The courts in ruling on this section of the Penal Law, which was previously section 1293-a of the Penal Law, have held that a failure by a lessee of a car to return it to the commercial renter-lessor at the time stipulated is not a violation of the Penal Law; that at least in the absence of a demand by the owner and refusal by the lessee to deliver, the original renting and retention does not become a crime by the lapse of time. In these circumstances there is merely a breach of contract. (People v Alaboda, 198 App Div 41; People v Johnson, 71 Misc 2d 423; People v Greenfield, 40 Misc 2d 704.)
Thus, all that may have occurred is a mere breach of contract, and in considering the facts of this case, a breach of contract may even be questionable, especially since Econo-Car failed to produce records which would show whether or not Mr. Van Landingham ever made subsequent payment covering the remaining period in which he had the rental auto in his possession.
Further, based upon the established practice by Econo-Car in this instance of a retroactive renewal of the leasing agreement, Econo-Car knew or should have known that the lessee would continue to operate the leased vehicle even though his payments might be in arrears. The court finds that there is no convincing evidence that the leased vehicle had been either converted or stolen.
Furthermore, the public policy of this State would not condone a practice where a self-insured car rental company would be permitted to allow a leased vehicle to operate on the roadways of the State of New York without maintaining the financial responsibility requirements. Therefore, in the event that Econo-Car desired to terminate the questionable renewal leasing arrangements with the lessee, it was then under a duty to other motorists to diligently take the proper steps to remove the vehicle from the roadways of New York, this they failed to do.
Therefore, the court finds as a matter of fact that the driver was operating the car with the actual permission of the lessee, and as a matter of law with the constructive consent of the lessor and with the permission envisioned by the financial responsibility provision of section 388 of the Vehicle and Traffic Law.

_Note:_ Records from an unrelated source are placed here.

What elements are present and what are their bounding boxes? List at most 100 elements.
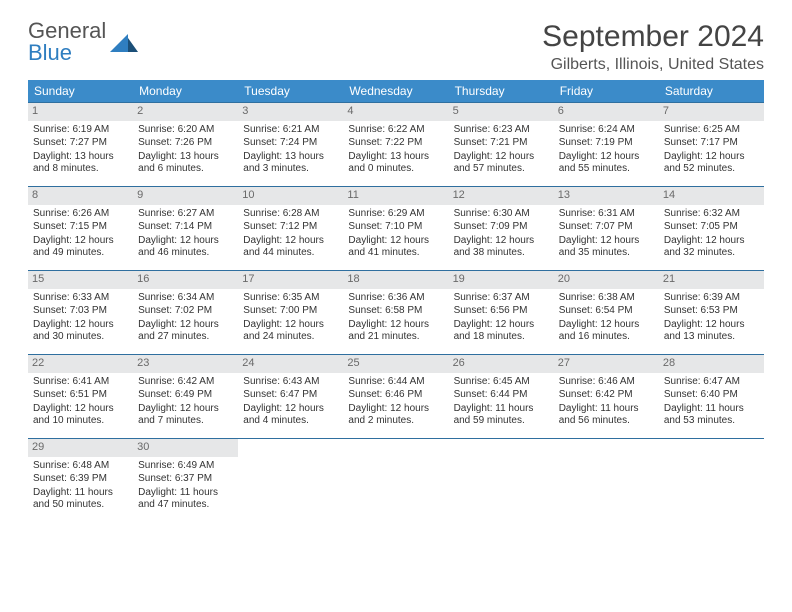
sunrise-line: Sunrise: 6:43 AM [243, 376, 338, 389]
day-number: 10 [238, 187, 343, 205]
sunrise-line: Sunrise: 6:36 AM [348, 292, 443, 305]
sunset-line: Sunset: 7:19 PM [559, 137, 654, 150]
day-number: 25 [343, 355, 448, 373]
sunset-line: Sunset: 7:02 PM [138, 305, 233, 318]
sunset-line: Sunset: 7:26 PM [138, 137, 233, 150]
day-cell: 15Sunrise: 6:33 AMSunset: 7:03 PMDayligh… [28, 271, 133, 355]
weekday-header: Tuesday [238, 80, 343, 103]
day-number: 19 [449, 271, 554, 289]
sunrise-line: Sunrise: 6:35 AM [243, 292, 338, 305]
daylight-line: Daylight: 13 hours and 0 minutes. [348, 151, 443, 176]
day-cell: 14Sunrise: 6:32 AMSunset: 7:05 PMDayligh… [659, 187, 764, 271]
weekday-header: Saturday [659, 80, 764, 103]
day-number: 11 [343, 187, 448, 205]
day-cell: 24Sunrise: 6:43 AMSunset: 6:47 PMDayligh… [238, 355, 343, 439]
day-cell: 27 Sunrise: 6:46 AMSunset: 6:42 PMDayligh… [554, 355, 659, 439]
week-row: 8Sunrise: 6:26 AMSunset: 7:15 PMDaylight… [28, 187, 764, 271]
day-number: 28 [659, 355, 764, 373]
weekday-header: Thursday [449, 80, 554, 103]
sunset-line: Sunset: 7:27 PM [33, 137, 128, 150]
empty-cell [659, 439, 764, 523]
sunset-line: Sunset: 7:03 PM [33, 305, 128, 318]
week-row: 29Sunrise: 6:48 AMSunset: 6:39 PMDayligh… [28, 439, 764, 523]
day-number: 6 [554, 103, 659, 121]
sunset-line: Sunset: 7:24 PM [243, 137, 338, 150]
daylight-line: Daylight: 12 hours and 35 minutes. [559, 235, 654, 260]
day-cell: 22Sunrise: 6:41 AMSunset: 6:51 PMDayligh… [28, 355, 133, 439]
daylight-line: Daylight: 13 hours and 3 minutes. [243, 151, 338, 176]
sunset-line: Sunset: 6:44 PM [454, 389, 549, 402]
weekday-header: Monday [133, 80, 238, 103]
day-number: 4 [343, 103, 448, 121]
week-row: 22Sunrise: 6:41 AMSunset: 6:51 PMDayligh… [28, 355, 764, 439]
day-cell: 20Sunrise: 6:38 AMSunset: 6:54 PMDayligh… [554, 271, 659, 355]
daylight-line: Daylight: 12 hours and 57 minutes. [454, 151, 549, 176]
day-number: 15 [28, 271, 133, 289]
day-number: 12 [449, 187, 554, 205]
daylight-line: Daylight: 12 hours and 24 minutes. [243, 319, 338, 344]
sunrise-line: Sunrise: 6:37 AM [454, 292, 549, 305]
daylight-line: Daylight: 11 hours and 50 minutes. [33, 487, 128, 512]
sunrise-line: Sunrise: 6:25 AM [664, 124, 759, 137]
daylight-line: Daylight: 12 hours and 32 minutes. [664, 235, 759, 260]
daylight-line: Daylight: 12 hours and 44 minutes. [243, 235, 338, 260]
daylight-line: Daylight: 12 hours and 13 minutes. [664, 319, 759, 344]
daylight-line: Daylight: 12 hours and 16 minutes. [559, 319, 654, 344]
day-cell: 23Sunrise: 6:42 AMSunset: 6:49 PMDayligh… [133, 355, 238, 439]
sunset-line: Sunset: 7:14 PM [138, 221, 233, 234]
day-cell: 3Sunrise: 6:21 AMSunset: 7:24 PMDaylight… [238, 103, 343, 187]
sunrise-line: Sunrise: 6:28 AM [243, 208, 338, 221]
daylight-line: Daylight: 12 hours and 10 minutes. [33, 403, 128, 428]
day-cell: 26Sunrise: 6:45 AMSunset: 6:44 PMDayligh… [449, 355, 554, 439]
sunset-line: Sunset: 7:09 PM [454, 221, 549, 234]
day-cell: 11Sunrise: 6:29 AMSunset: 7:10 PMDayligh… [343, 187, 448, 271]
sunrise-line: Sunrise: 6:32 AM [664, 208, 759, 221]
daylight-line: Daylight: 11 hours and 56 minutes. [559, 403, 654, 428]
day-number: 5 [449, 103, 554, 121]
sunset-line: Sunset: 6:58 PM [348, 305, 443, 318]
daylight-line: Daylight: 12 hours and 52 minutes. [664, 151, 759, 176]
sunset-line: Sunset: 6:54 PM [559, 305, 654, 318]
sunrise-line: Sunrise: 6:34 AM [138, 292, 233, 305]
sunrise-line: Sunrise: 6:46 AM [559, 376, 654, 389]
day-cell: 8Sunrise: 6:26 AMSunset: 7:15 PMDaylight… [28, 187, 133, 271]
day-cell: 25Sunrise: 6:44 AMSunset: 6:46 PMDayligh… [343, 355, 448, 439]
brand-text: General Blue [28, 20, 106, 64]
triangle-icon [110, 32, 138, 52]
weekday-header: Sunday [28, 80, 133, 103]
sunrise-line: Sunrise: 6:20 AM [138, 124, 233, 137]
day-cell: 5Sunrise: 6:23 AMSunset: 7:21 PMDaylight… [449, 103, 554, 187]
day-cell: 18Sunrise: 6:36 AMSunset: 6:58 PMDayligh… [343, 271, 448, 355]
sunset-line: Sunset: 6:37 PM [138, 473, 233, 486]
day-cell: 21Sunrise: 6:39 AMSunset: 6:53 PMDayligh… [659, 271, 764, 355]
daylight-line: Daylight: 12 hours and 4 minutes. [243, 403, 338, 428]
sunset-line: Sunset: 6:40 PM [664, 389, 759, 402]
day-number: 9 [133, 187, 238, 205]
sunset-line: Sunset: 6:47 PM [243, 389, 338, 402]
sunset-line: Sunset: 6:42 PM [559, 389, 654, 402]
day-cell: 30Sunrise: 6:49 AMSunset: 6:37 PMDayligh… [133, 439, 238, 523]
weekday-header: Friday [554, 80, 659, 103]
daylight-line: Daylight: 12 hours and 38 minutes. [454, 235, 549, 260]
day-number: 18 [343, 271, 448, 289]
sunset-line: Sunset: 7:00 PM [243, 305, 338, 318]
day-cell: 13Sunrise: 6:31 AMSunset: 7:07 PMDayligh… [554, 187, 659, 271]
day-cell: 12 Sunrise: 6:30 AMSunset: 7:09 PMDayligh… [449, 187, 554, 271]
daylight-line: Daylight: 11 hours and 47 minutes. [138, 487, 233, 512]
day-number: 27 [554, 355, 659, 373]
sunrise-line: Sunrise: 6:30 AM [454, 208, 549, 221]
daylight-line: Daylight: 12 hours and 2 minutes. [348, 403, 443, 428]
daylight-line: Daylight: 13 hours and 8 minutes. [33, 151, 128, 176]
sunrise-line: Sunrise: 6:45 AM [454, 376, 549, 389]
brand-logo: General Blue [28, 20, 138, 64]
day-number: 1 [28, 103, 133, 121]
sunrise-line: Sunrise: 6:49 AM [138, 460, 233, 473]
weekday-header-row: SundayMondayTuesdayWednesdayThursdayFrid… [28, 80, 764, 103]
week-row: 1Sunrise: 6:19 AMSunset: 7:27 PMDaylight… [28, 103, 764, 187]
day-number: 17 [238, 271, 343, 289]
daylight-line: Daylight: 12 hours and 27 minutes. [138, 319, 233, 344]
day-number: 13 [554, 187, 659, 205]
sunset-line: Sunset: 6:51 PM [33, 389, 128, 402]
sunrise-line: Sunrise: 6:39 AM [664, 292, 759, 305]
calendar-body: 1Sunrise: 6:19 AMSunset: 7:27 PMDaylight… [28, 103, 764, 523]
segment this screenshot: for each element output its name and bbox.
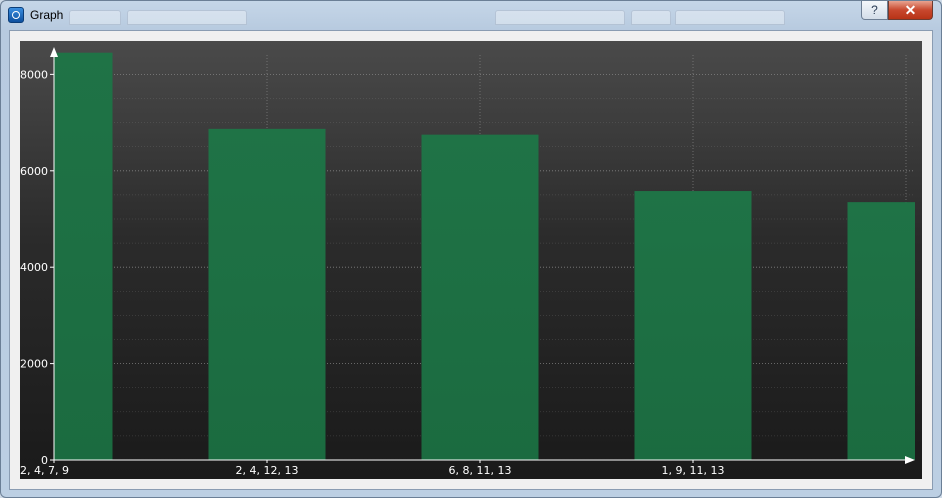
y-axis-arrow — [50, 47, 58, 57]
x-tick-label: 2, 4, 12, 13 — [236, 464, 299, 477]
help-button[interactable]: ? — [861, 1, 888, 20]
background-tab — [631, 10, 671, 25]
bar-chart: 0 2000 4000 6000 8000 2, 4, 7, 9 2, 4, 12, 13 6… — [20, 47, 915, 477]
title-bar[interactable]: Graph ? ✕ — [1, 1, 941, 30]
x-tick-label: 6, 8, 11, 13 — [449, 464, 512, 477]
x-tick-label: 2, 4, 7, 9 — [20, 464, 69, 477]
bar-3 — [634, 191, 752, 460]
bar-4 — [847, 202, 915, 460]
bar-0 — [54, 52, 113, 461]
background-tab — [127, 10, 247, 25]
x-axis-arrow — [905, 456, 915, 464]
bar-2 — [421, 134, 539, 460]
bar-1 — [208, 128, 326, 460]
y-tick-label: 4000 — [20, 261, 48, 274]
y-tick-label: 8000 — [20, 68, 48, 81]
background-tab — [495, 10, 625, 25]
close-button[interactable]: ✕ — [888, 1, 933, 20]
x-tick-label: 1, 9, 11, 13 — [662, 464, 725, 477]
background-tab — [69, 10, 121, 25]
plot-area: 0 2000 4000 6000 8000 2, 4, 7, 9 2, 4, 12, 13 6… — [20, 41, 922, 479]
y-tick-label: 6000 — [20, 165, 48, 178]
y-tick-label: 0 — [41, 454, 48, 467]
window-title: Graph — [30, 8, 64, 22]
background-tab — [675, 10, 785, 25]
y-tick-label: 2000 — [20, 358, 48, 371]
app-icon — [8, 7, 24, 23]
client-area: 0 2000 4000 6000 8000 2, 4, 7, 9 2, 4, 12, 13 6… — [9, 30, 933, 490]
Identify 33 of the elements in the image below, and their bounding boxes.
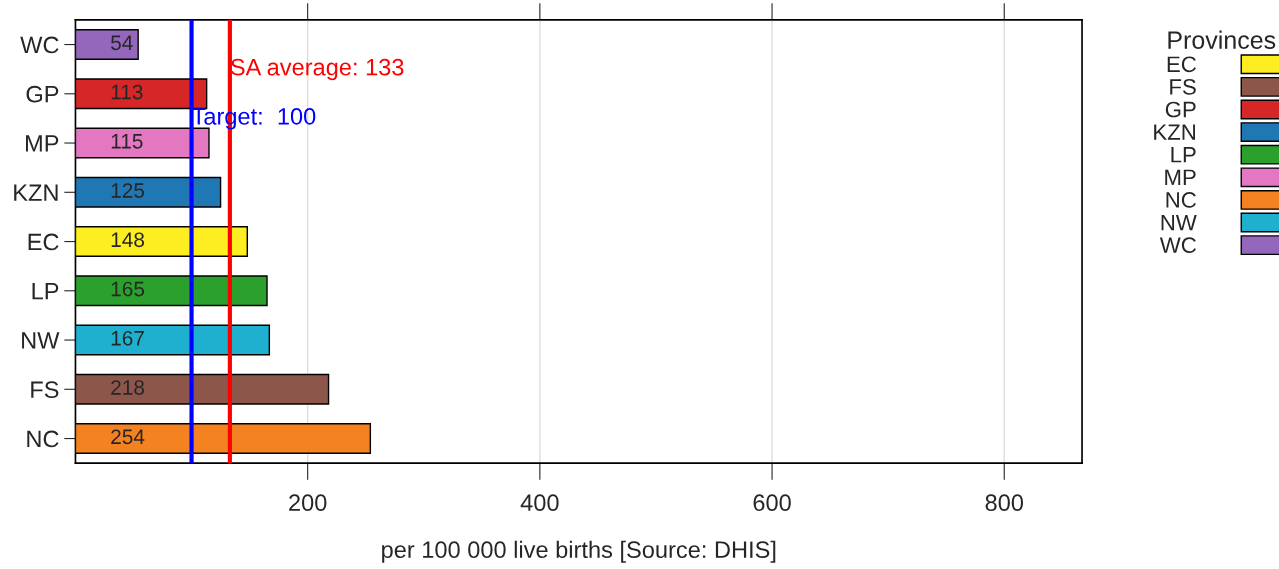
y-tick-label: EC bbox=[28, 233, 59, 251]
y-tick-label: FS bbox=[31, 381, 59, 399]
legend-title: Provinces bbox=[1168, 30, 1276, 49]
legend-label: MP bbox=[1165, 169, 1196, 185]
y-tick-label: NW bbox=[22, 332, 60, 349]
x-tick-label: 400 bbox=[520, 494, 559, 512]
data-label: 113 bbox=[111, 84, 143, 100]
data-label: 165 bbox=[111, 281, 145, 297]
x-tick-label: 600 bbox=[753, 494, 791, 512]
legend-label: KZN bbox=[1154, 124, 1195, 140]
legend-label: EC bbox=[1167, 56, 1196, 73]
legend-label: FS bbox=[1170, 79, 1196, 95]
data-label: 54 bbox=[111, 35, 133, 51]
y-tick-label: WC bbox=[20, 36, 59, 54]
legend-label: WC bbox=[1159, 237, 1196, 254]
legend-label: GP bbox=[1165, 101, 1196, 118]
y-tick-label: NC bbox=[27, 430, 59, 448]
x-tick-label: 200 bbox=[289, 494, 327, 512]
legend-label: NC bbox=[1166, 192, 1196, 208]
data-label: 148 bbox=[111, 232, 145, 248]
x-axis-title: per 100 000 live births [Source: DHIS] bbox=[382, 540, 776, 563]
x-tick-label: 800 bbox=[985, 494, 1024, 512]
data-label: 254 bbox=[111, 429, 145, 445]
y-tick-label: MP bbox=[26, 135, 59, 152]
legend-label: NW bbox=[1161, 214, 1197, 231]
data-label: 218 bbox=[111, 380, 145, 395]
y-tick-label: LP bbox=[32, 283, 59, 300]
legend-label: LP bbox=[1171, 147, 1196, 163]
y-tick-label: KZN bbox=[14, 184, 58, 201]
data-label: 167 bbox=[111, 330, 144, 346]
data-label: 115 bbox=[111, 134, 143, 149]
y-tick-label: GP bbox=[26, 85, 59, 103]
data-label: 125 bbox=[111, 183, 145, 198]
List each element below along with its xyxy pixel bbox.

The court finds that the facts and governing law do not support the position of the respondent, Econo-Car International, a self-insurer, to disclaim insurance coverage, but rather they, as owners of the vehicle involved in the accident with' respondents, Morris Lazar, Jeffrey Lazar and Julius Ginsberg, are liable and responsible for the acts of the driver. Furthermore, the court finds that the petitioner, Banner Casualty Company, is entitled to a judgment staying the arbitration commenced by respondents, Morris Lazar, Jeffrey Lazar and Julius Ginsberg.